Cette caractérisation de la raison a pour objectif la banalisation d’une
faculté que le rationalisme a eu tort d’absolutiser et d’idolâtrer. Chez Hume, la
banalisation ou la profanation de la raison est l’expression d’un sentiment de
révolte contre le logocentrisme des philosophes modernes. Ceux qui, comme
Horkheimer, Adorno, Feyerabend, Lakatos, Lyotard, etc., ont embouché les
trompettes pour dénoncer la dérive identitariste et totalitariste d’une raison qui
se prend pour le centre du monde, marchent sur les traces de Hume qui soutenait
déjà qu’elle ne peut aliéner la diversité ou la pluralité des perceptions atomiques
qu’au moyen d’un nominalisme problématique. Sa volonté d’identariser
l’hétérogène en le subsumant sous des catégories abstraites est vaine, car les
abstractions que la raison construit à cet effet sont de simples fictions
fantastiques.
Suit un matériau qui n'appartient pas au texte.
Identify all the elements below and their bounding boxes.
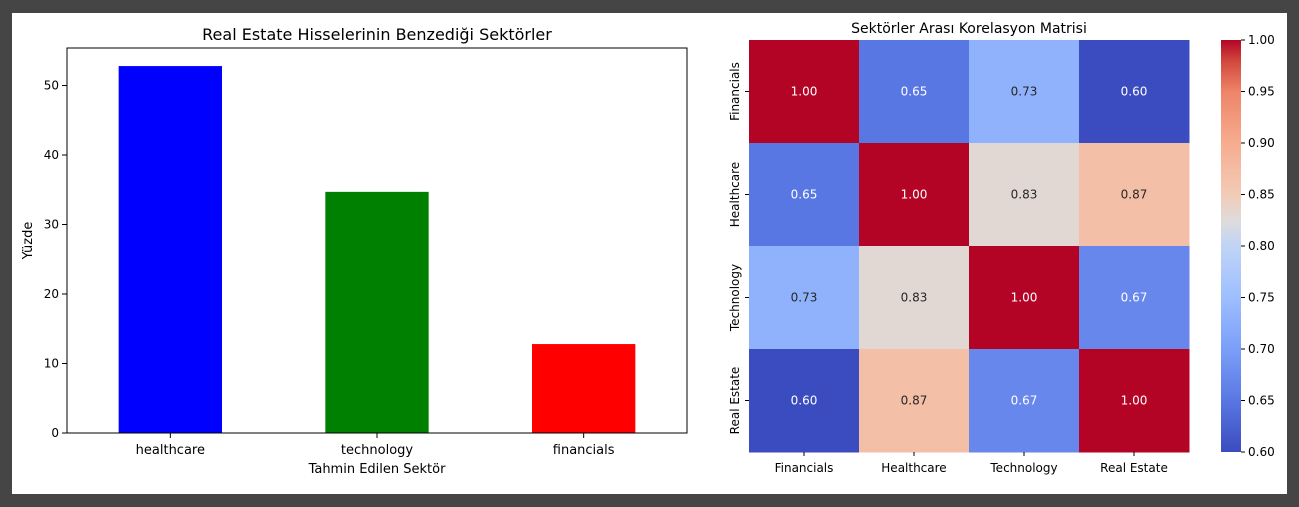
heatmap-cell-label: 0.73 [791,291,818,305]
y-tick-label: 20 [44,287,59,301]
bar-technology [325,191,429,433]
heatmap-chart: Sektörler Arası Korelasyon Matrisi 1.00 0.… [728,21,1275,475]
colorbar-tick-label: 0.85 [1248,188,1275,202]
heatmap-x-label: Technology [989,461,1057,475]
colorbar-tick-label: 0.90 [1248,136,1275,150]
heatmap-y-label: Technology [728,264,742,332]
heatmap-cell [1079,246,1190,350]
heatmap-cell [859,143,970,247]
y-tick-label: 30 [44,218,59,232]
y-tick-label: 0 [51,426,59,440]
bar-y-axis-label: Yüzde [21,222,36,261]
colorbar-tick-label: 0.65 [1248,394,1275,408]
heatmap-cell-label: 0.60 [791,394,818,408]
bar-chart: Real Estate Hisselerinin Benzediği Sektö… [21,25,688,477]
bar-financials [532,344,636,433]
x-tick-label-financials: financials [553,443,615,458]
y-tick-label: 50 [44,79,59,93]
colorbar-tick-label: 0.60 [1248,445,1275,459]
heatmap-cell-label: 0.60 [1121,85,1148,99]
colorbar-tick-label: 0.80 [1248,239,1275,253]
heatmap-cell-label: 0.73 [1011,85,1038,99]
heatmap-cell-label: 1.00 [791,85,818,99]
heatmap-cell [749,40,860,144]
heatmap-x-label: Real Estate [1100,461,1168,475]
heatmap-cell-label: 0.67 [1121,291,1148,305]
heatmap-cell [749,143,860,247]
heatmap-cell [859,349,970,453]
heatmap-x-label: Financials [775,461,834,475]
x-tick-label-healthcare: healthcare [136,443,205,458]
heatmap-cell [969,246,1080,350]
heatmap-cell-label: 0.65 [901,85,928,99]
heatmap-cell-label: 1.00 [901,188,928,202]
x-tick-label-technology: technology [341,443,413,458]
heatmap-cell-label: 1.00 [1011,291,1038,305]
bar-chart-title: Real Estate Hisselerinin Benzediği Sektö… [202,25,552,44]
y-tick-label: 40 [44,148,59,162]
heatmap-cell-label: 1.00 [1121,394,1148,408]
heatmap-cell [859,40,970,144]
heatmap-cell [749,349,860,453]
bar-x-axis-label: Tahmin Edilen Sektör [308,462,447,477]
heatmap-cell [749,246,860,350]
heatmap-cell [969,40,1080,144]
bar-healthcare [118,66,222,433]
heatmap-x-label: Healthcare [881,461,946,475]
colorbar-tick-label: 0.70 [1248,342,1275,356]
heatmap-cell-label: 0.65 [791,188,818,202]
heatmap-cell-label: 0.87 [901,394,928,408]
heatmap-cell-label: 0.87 [1121,188,1148,202]
heatmap-y-label: Real Estate [728,367,742,435]
heatmap-cell-label: 0.83 [901,291,928,305]
heatmap-cell [1079,349,1190,453]
heatmap-cell-label: 0.83 [1011,188,1038,202]
heatmap-cell [969,349,1080,453]
y-tick-label: 10 [44,357,59,371]
heatmap-cell [1079,40,1190,144]
heatmap-title: Sektörler Arası Korelasyon Matrisi [851,21,1087,37]
colorbar-tick-label: 1.00 [1248,33,1275,47]
heatmap-cell [859,246,970,350]
heatmap-cell-label: 0.67 [1011,394,1038,408]
colorbar-tick-label: 0.75 [1248,291,1275,305]
heatmap-y-label: Financials [728,62,742,121]
colorbar-tick-label: 0.95 [1248,85,1275,99]
chart-canvas: Real Estate Hisselerinin Benzediği Sektö… [21,21,1275,477]
heatmap-cell [1079,143,1190,247]
heatmap-y-label: Healthcare [728,162,742,227]
heatmap-cell [969,143,1080,247]
colorbar [1221,40,1241,452]
figure: Real Estate Hisselerinin Benzediği Sektö… [12,13,1287,494]
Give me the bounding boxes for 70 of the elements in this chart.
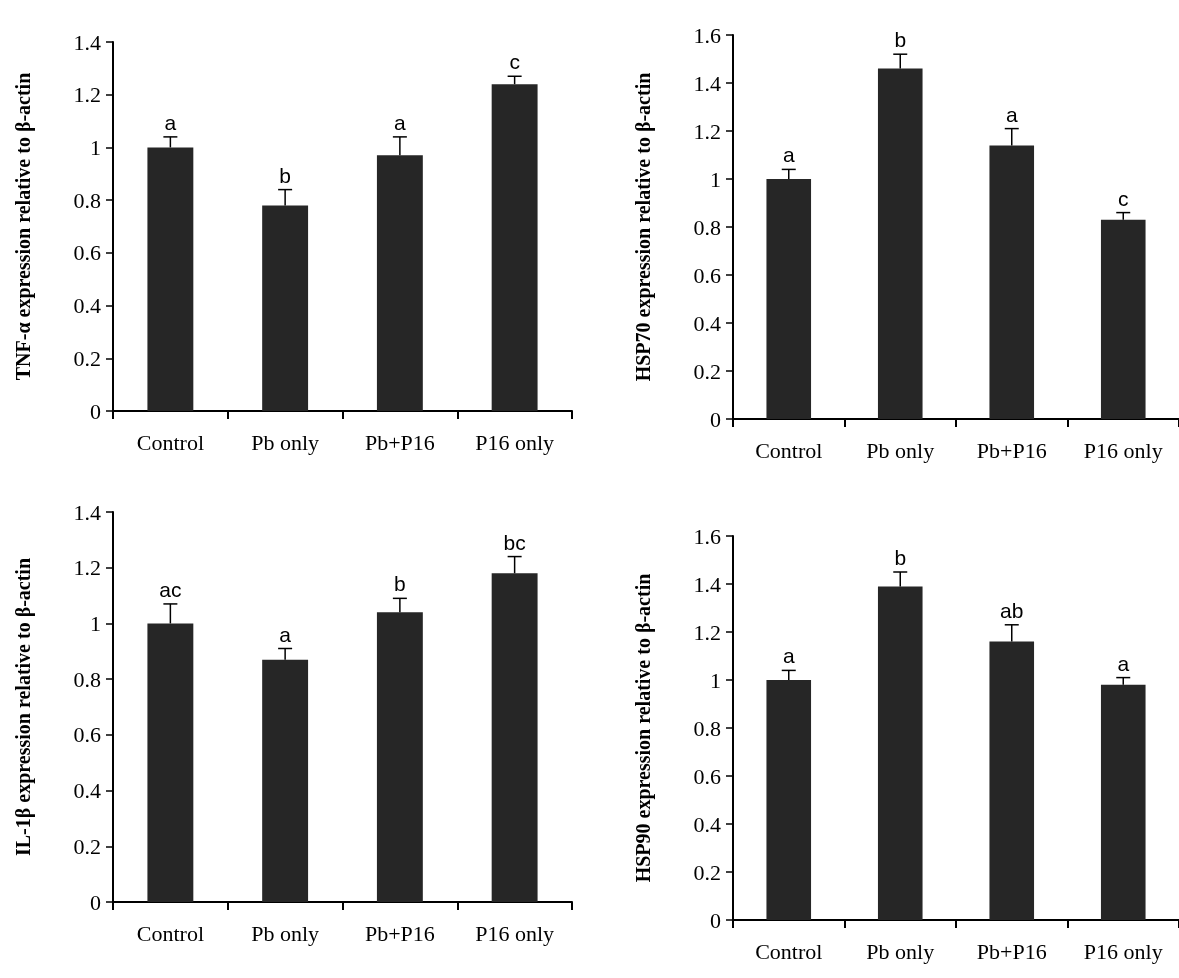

Chez Hume, cette approche différentialiste est déductible du
« principe de différence » ou du « principe des diversités des discernables ».
Cette conception fragmentaire du réel a dû inspirer le postmodernisme dans sa
critique de l’universalisme despotique de la Raison.
- Jaume (L.), La Liberté et la loi. Les origines philosophiques du libéralisme, Fayard, 2000, p. 215.